Marie consulta le sien, où elle avait noté l’identité du bonhomme.

— Donc, Monsieur Jean Volant, en plein mois « noir », vous vous baladez au petit matin ?
— C’est que je suis insomniaque, j’habite dans le village, un petit appartement, aux Marines, une résidence, et Micha, il vaut mieux la balader que de la laisser aboyer. Mes voisins sont peu nombreux, mais je tiens à leur tranquillité.

Marie, brune, teint mat, yeux bleus, observa son témoin. Il frissonnait encore, sous le coup de sa découverte macabre. La vision cauchemardesque risquait de le hanter longtemps. Lorsqu’il irait au café, il en aurait de belles à raconter.

Il s’était mis à pleuvoir ; pour l’instant, une petite bruine, mais le ciel était très sombre et la nuit épaisse. D’un noir de circonstance. Les réverbères distillaient un halo jaunâtre autour des quais. Pour elle, grande amatrice de photos réalistes, cela lui rappelait certains clichés, en noir et blanc, de Willy Ronis ou de Doisneau, dans les rues de Belleville, juste après la guerre. Une ambiance brumeuse, fantomatique. Elle avait un peu pitié du pauvre Jean Volant qui se retrouvait au cœur de cette enquête. Il se tenait, en retrait, petite silhouette malingre avec son teckel. Le petit animal frissonna, complètement trempé, il n’avait plus aucune allure. Pathétique ! Le tableau aurait pu faire sourire, s’il n’y avait pas eu cette violence dans la mise en scène du crime. Elle l’avait photographiée avec son portable et sa tablette, qui ne quittaient jamais sa voiture, un vieux break Volvo, très pratique pour ranger son matériel de surf et tout son foutoir.

Ils gardèrent le silence, regardant le petit port endormi, mais éclairé depuis quelques minutes, ses cafés, le grand terre-plein goudronné devant la criée qui avait fermé le 29 février 2008. Finies les transactions, en retraite le crieur, rangée au rayon inutile sa boule rouge et blanche ; à la casse, les caisses de poissons et de crustacés, disposées devant les grossistes et mareyeurs. Désormais, l’activité portuaire s’était déplacée au Guilvinec et à Loctudy, à dix minutes de Lesconil. Quelques caseyeurs, des « pêch’prom’ » fournissaient encore, aux gens du coin, du printemps à l’automne, les homards, araignées, langoustines et poissons. Il restait aussi trois chalutiers qui débarquaient le soir.

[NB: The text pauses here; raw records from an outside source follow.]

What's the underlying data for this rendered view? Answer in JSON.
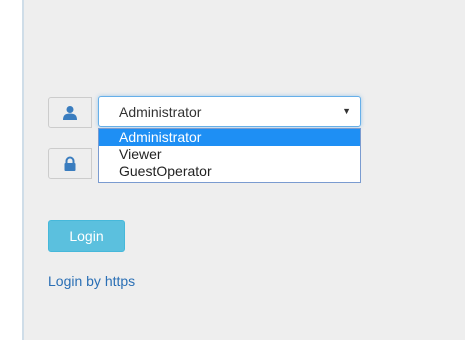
{
  "login_form": {
    "user_select": {
      "selected_value": "Administrator",
      "options": [
        "Administrator",
        "Viewer",
        "GuestOperator"
      ]
    },
    "login_button_label": "Login",
    "https_link_label": "Login by https"
  },
  "colors": {
    "panel_bg": "#eeeeee",
    "button_bg": "#5bc0de",
    "option_highlight": "#1e8ff4",
    "link": "#2a6fb5"
  },
  "icons": {
    "user_addon": "user-icon",
    "password_addon": "lock-icon",
    "select_arrow": "caret-down-icon"
  }
}
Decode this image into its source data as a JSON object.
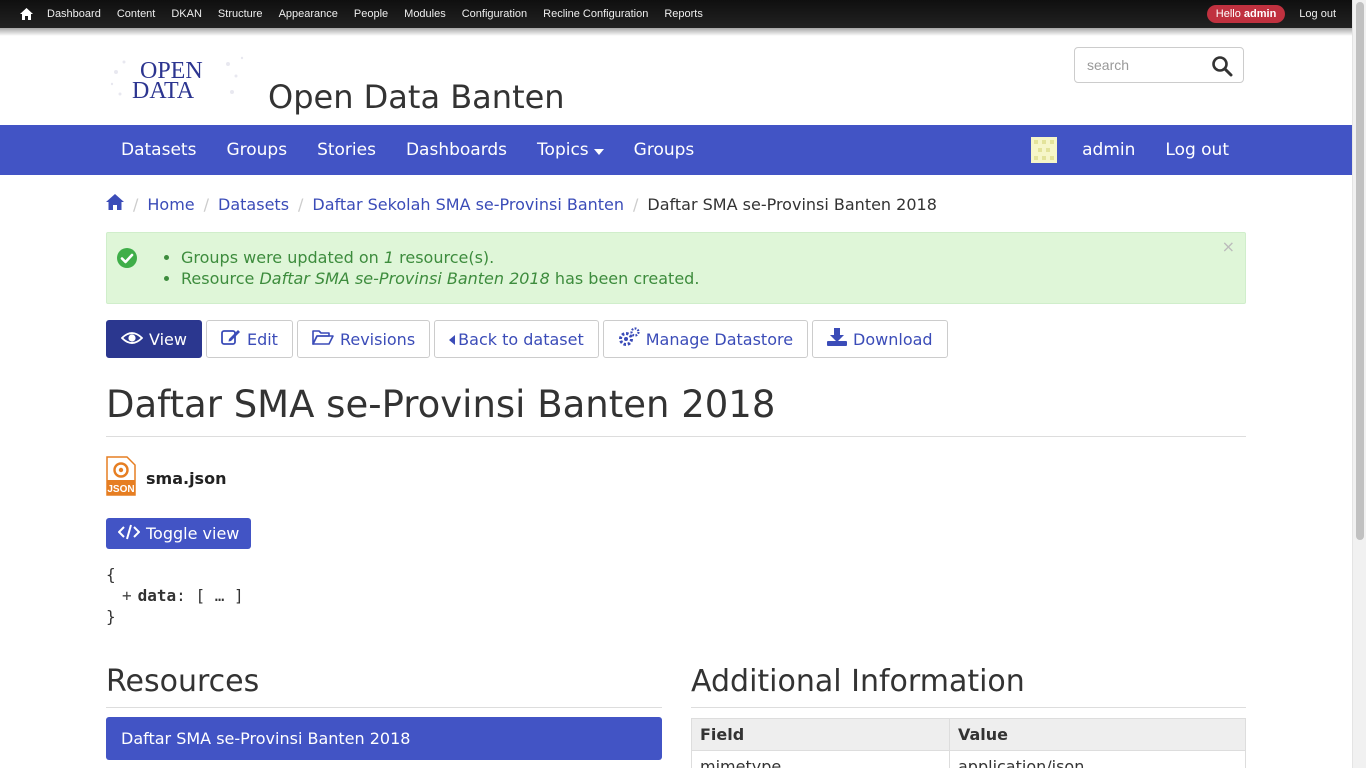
{
  "admin_bar": {
    "menu": [
      "Dashboard",
      "Content",
      "DKAN",
      "Structure",
      "Appearance",
      "People",
      "Modules",
      "Configuration",
      "Recline Configuration",
      "Reports"
    ],
    "hello_prefix": "Hello ",
    "hello_user": "admin",
    "logout": "Log out"
  },
  "header": {
    "logo_line1": "OPEN",
    "logo_line2": "DATA",
    "site_name": "Open Data Banten",
    "search_placeholder": "search"
  },
  "main_nav": {
    "left": [
      "Datasets",
      "Groups",
      "Stories",
      "Dashboards",
      "Topics",
      "Groups"
    ],
    "right_user": "admin",
    "right_logout": "Log out"
  },
  "breadcrumb": {
    "items": [
      "Home",
      "Datasets",
      "Daftar Sekolah SMA se-Provinsi Banten"
    ],
    "current": "Daftar SMA se-Provinsi Banten 2018"
  },
  "messages": {
    "m1_prefix": "Groups were updated on ",
    "m1_count": "1",
    "m1_suffix": " resource(s).",
    "m2_prefix": "Resource ",
    "m2_name": "Daftar SMA se-Provinsi Banten 2018",
    "m2_suffix": " has been created.",
    "close": "×"
  },
  "tabs": {
    "view": "View",
    "edit": "Edit",
    "revisions": "Revisions",
    "back": "Back to dataset",
    "datastore": "Manage Datastore",
    "download": "Download"
  },
  "page_title": "Daftar SMA se-Provinsi Banten 2018",
  "file": {
    "icon_label": "JSON",
    "name": "sma.json"
  },
  "toggle_view": "Toggle view",
  "json_preview": {
    "open": "{",
    "plus": "+",
    "key": "data",
    "value": ": [ … ]",
    "close": "}"
  },
  "resources": {
    "title": "Resources",
    "items": [
      "Daftar SMA se-Provinsi Banten 2018"
    ]
  },
  "additional_info": {
    "title": "Additional Information",
    "headers": [
      "Field",
      "Value"
    ],
    "rows": [
      [
        "mimetype",
        "application/json"
      ]
    ]
  },
  "colors": {
    "nav": "#4254c5",
    "active_tab": "#2b378f",
    "link": "#3b4cb8",
    "success_bg": "#dff6d8",
    "success_text": "#3d8c3d",
    "hello_badge": "#c0313f"
  }
}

Les patrons embarquaient leur pêche dans des camionnettes frigorifiques, direction Le Guil’.

Ces trois chalutiers, amarrés de l’autre côté du quai, semblaient danser au gré des vagues de la marée montante. Le regard de Marie accrocha une vieille publicité rongée par les ans : Antar Lubrif… Une autre époque, déjà lointaine, quelques noms de marques oubliés ravivent, parfois, un écho vague dans la mémoire, telle la rengaine d’une chanson ancienne dont les mots se sont plus ou moins perdus dans le tumulte des vies.

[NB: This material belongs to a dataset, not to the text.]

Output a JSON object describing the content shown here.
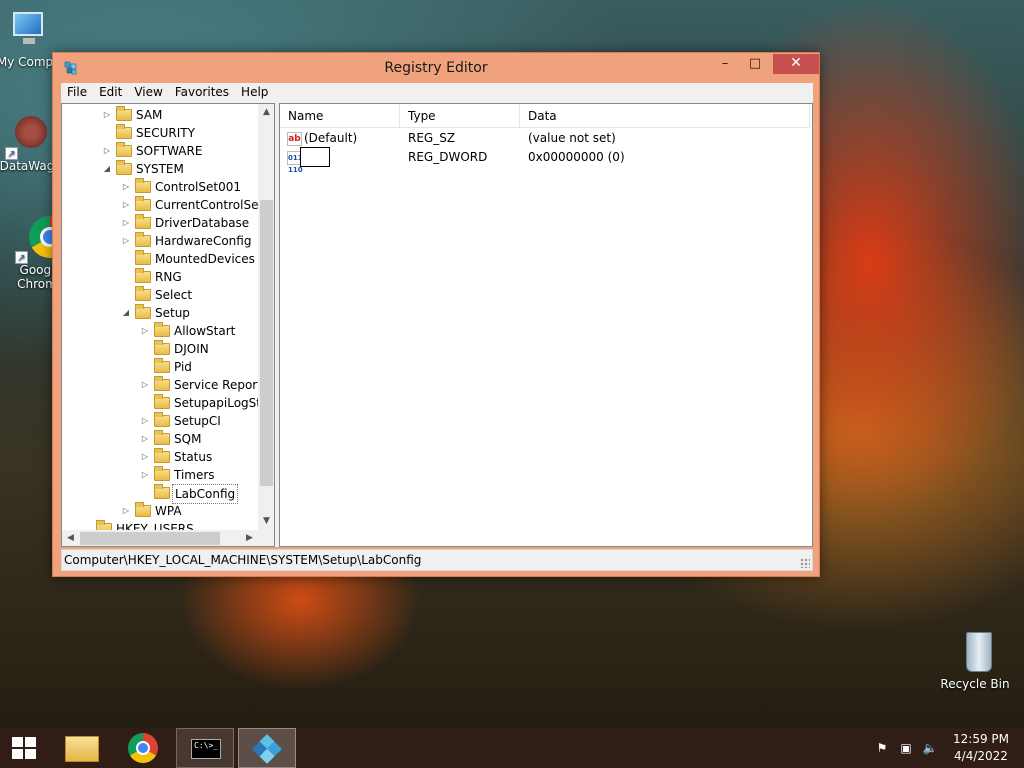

Le vent participait du décor : longs ululements dans les portes disjointes. Dehors, la mer jouait à saute-mouton sur la digue, puissants jets d’écume, stries blanches sur la jetée, protégeant le charmant petit port de Lesconil. Les vieux gréements, des misainiers en bois aux couleurs chatoyantes : noir, jaune, bleu, rouge ont quitté le devant de la cale pour se mettre à l’abri dans le Ster Nibilig, la rivière. Ils y passeront l’hiver, enquillés et bâchés, tels de vieux éléphants de mer échoués, mais prêts à regagner le large.

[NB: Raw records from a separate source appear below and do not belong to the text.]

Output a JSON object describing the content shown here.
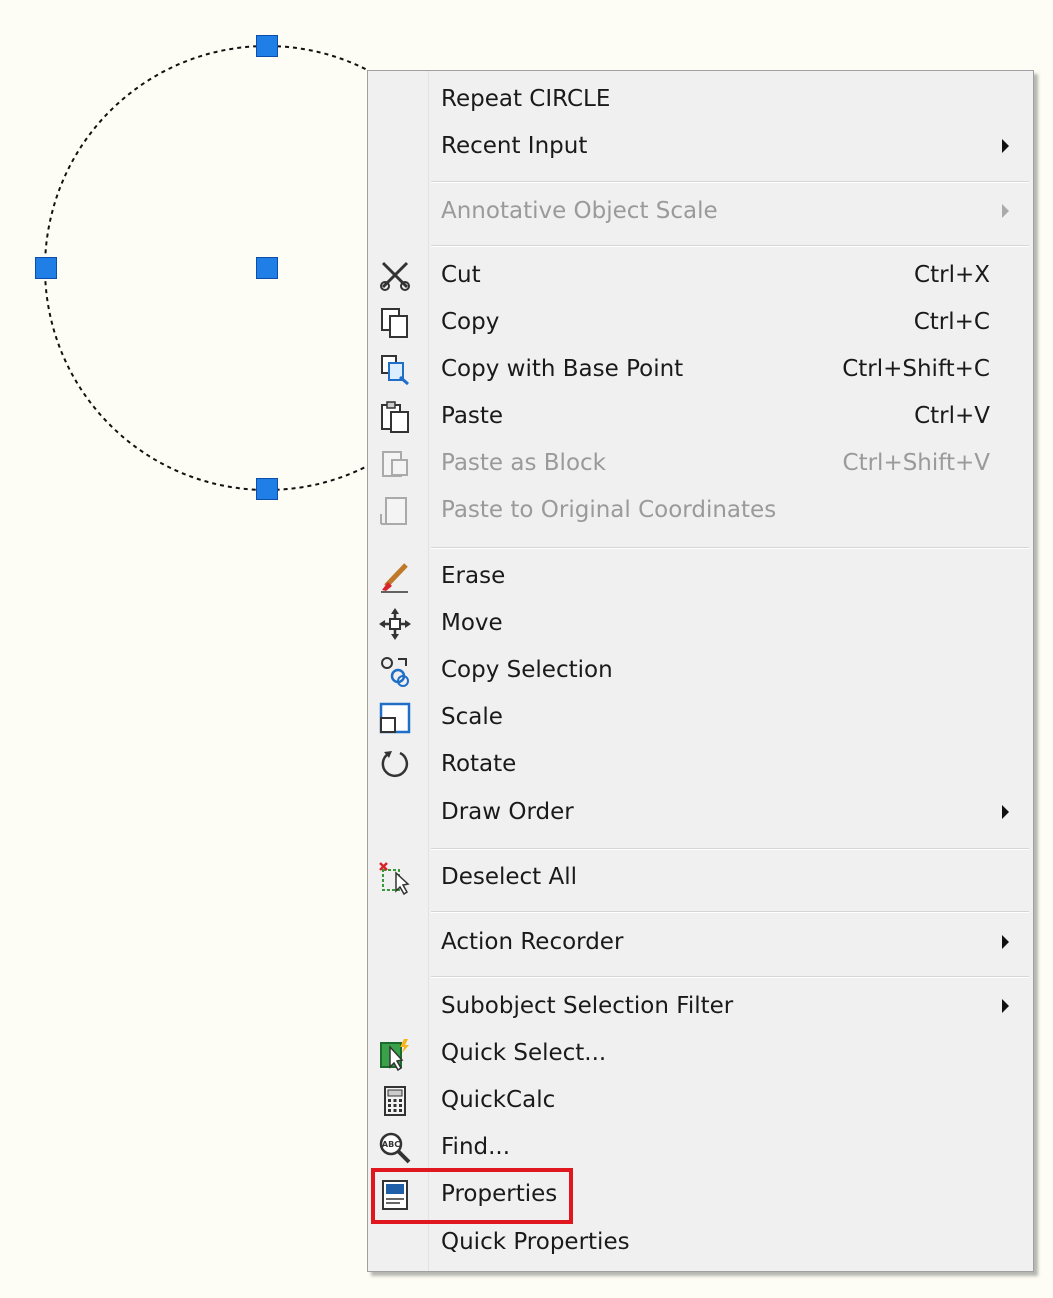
{
  "colors": {
    "grip": "#1f7fe6",
    "highlight": "#e0171f",
    "menu_bg": "#f0f0f0",
    "canvas_bg": "#fdfdf5"
  },
  "menu": {
    "items": [
      {
        "label": "Repeat CIRCLE",
        "shortcut": "",
        "icon": "",
        "disabled": false,
        "submenu": false
      },
      {
        "label": "Recent Input",
        "shortcut": "",
        "icon": "",
        "disabled": false,
        "submenu": true
      },
      {
        "label": "Annotative Object Scale",
        "shortcut": "",
        "icon": "",
        "disabled": true,
        "submenu": true
      },
      {
        "label": "Cut",
        "shortcut": "Ctrl+X",
        "icon": "scissors-icon",
        "disabled": false,
        "submenu": false
      },
      {
        "label": "Copy",
        "shortcut": "Ctrl+C",
        "icon": "copy-icon",
        "disabled": false,
        "submenu": false
      },
      {
        "label": "Copy with Base Point",
        "shortcut": "Ctrl+Shift+C",
        "icon": "copy-base-point-icon",
        "disabled": false,
        "submenu": false
      },
      {
        "label": "Paste",
        "shortcut": "Ctrl+V",
        "icon": "paste-icon",
        "disabled": false,
        "submenu": false
      },
      {
        "label": "Paste as Block",
        "shortcut": "Ctrl+Shift+V",
        "icon": "paste-block-icon",
        "disabled": true,
        "submenu": false
      },
      {
        "label": "Paste to Original Coordinates",
        "shortcut": "",
        "icon": "paste-coordinates-icon",
        "disabled": true,
        "submenu": false
      },
      {
        "label": "Erase",
        "shortcut": "",
        "icon": "eraser-icon",
        "disabled": false,
        "submenu": false
      },
      {
        "label": "Move",
        "shortcut": "",
        "icon": "move-icon",
        "disabled": false,
        "submenu": false
      },
      {
        "label": "Copy Selection",
        "shortcut": "",
        "icon": "copy-selection-icon",
        "disabled": false,
        "submenu": false
      },
      {
        "label": "Scale",
        "shortcut": "",
        "icon": "scale-icon",
        "disabled": false,
        "submenu": false
      },
      {
        "label": "Rotate",
        "shortcut": "",
        "icon": "rotate-icon",
        "disabled": false,
        "submenu": false
      },
      {
        "label": "Draw Order",
        "shortcut": "",
        "icon": "",
        "disabled": false,
        "submenu": true
      },
      {
        "label": "Deselect All",
        "shortcut": "",
        "icon": "deselect-icon",
        "disabled": false,
        "submenu": false
      },
      {
        "label": "Action Recorder",
        "shortcut": "",
        "icon": "",
        "disabled": false,
        "submenu": true
      },
      {
        "label": "Subobject Selection Filter",
        "shortcut": "",
        "icon": "",
        "disabled": false,
        "submenu": true
      },
      {
        "label": "Quick Select...",
        "shortcut": "",
        "icon": "quick-select-icon",
        "disabled": false,
        "submenu": false
      },
      {
        "label": "QuickCalc",
        "shortcut": "",
        "icon": "calculator-icon",
        "disabled": false,
        "submenu": false
      },
      {
        "label": "Find...",
        "shortcut": "",
        "icon": "find-icon",
        "disabled": false,
        "submenu": false
      },
      {
        "label": "Properties",
        "shortcut": "",
        "icon": "properties-icon",
        "disabled": false,
        "submenu": false,
        "highlighted": true
      },
      {
        "label": "Quick Properties",
        "shortcut": "",
        "icon": "",
        "disabled": false,
        "submenu": false
      }
    ]
  }
}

Marie connaissait bien ce coin du pays bigouden sud, elle habitait tout près, à Tréguennec, dans une maison donnant sur la baie. Avec sa compagne Gwenn, elles avaient retapé un corps de ferme et les appentis qui l’entouraient pour en faire un agréable cocon. Cela leur permettait de s’adonner, sans retenue, aux sports de glisse : l’endroit est réputé comme spot de surf. Elles le pratiquaient toute l’année, cherchant toujours les plus belles vagues dans cet univers où le gris le dispute aux nuances de bleu et de vert. Glaz ! Le mot breton pour désigner le gris, le bleu et toutes leurs nuances. En Bretagne, comme en Irlande, il y a, en un jour, les « quatre saisons » qui se succèdent. Il y a, surtout, cette lumière magnifique, hiver comme été, qui confère au pays bigouden son cachet, son pittoresque aurait dit Clet Grall.

Les gyrophares bleus des voitures de police trouèrent soudainement la noirceur des alentours : la cavalerie allait débarquer.

Pas de sirène, heureusement, il fallait surtout éviter tout attroupement. Les langues, la rumeur et les réseaux sociaux auraient fait cause commune pour foutre un merdier sans nom. Le commissaire s’extirpa de la première voiture, une berline Peugeot, remercia son chauffeur, un jeune agent stagiaire.

— Bonjour Marie, on commence fort si je comprends bien.

Clet Grall portait beau, il n’avait pas l’air du flic ahuri qu’on vient de sortir du lit et avait pris le temps de se raser, costume Armani sport et cravate rouge. « Sacrée allure le bonhomme ! » ne put s’empêcher de penser Marie qui l’appréciait beaucoup. Malgré les circonstances, elle s’amusa en le voyant sortir son iPhone dernière génération. Elle lui avait, en spécialiste des nouvelles technologies, installé des applis, avec des raccourcis pour lui éviter de se perdre dans la forêt, parfois absconse, de la communication high-tech. Il avait même fini par se créer un compte Facebook, et, surtout, souscrit à la plate-forme musicale Deezer qui lui permettait de créer ses playlists personnelles. Les goûts musicaux de Clet Grall étaient éclectiques : de John Moreland à Springsteen, d’Amy Mac Donald à Alan Stivell, sans oublier les « trois grands » : Brel, Brassens, Ferré. Depuis, il s’amusait comme un petit fou et, en homme curieux, parcourait des planètes musicales variées, à l’affût de surprises et de découvertes.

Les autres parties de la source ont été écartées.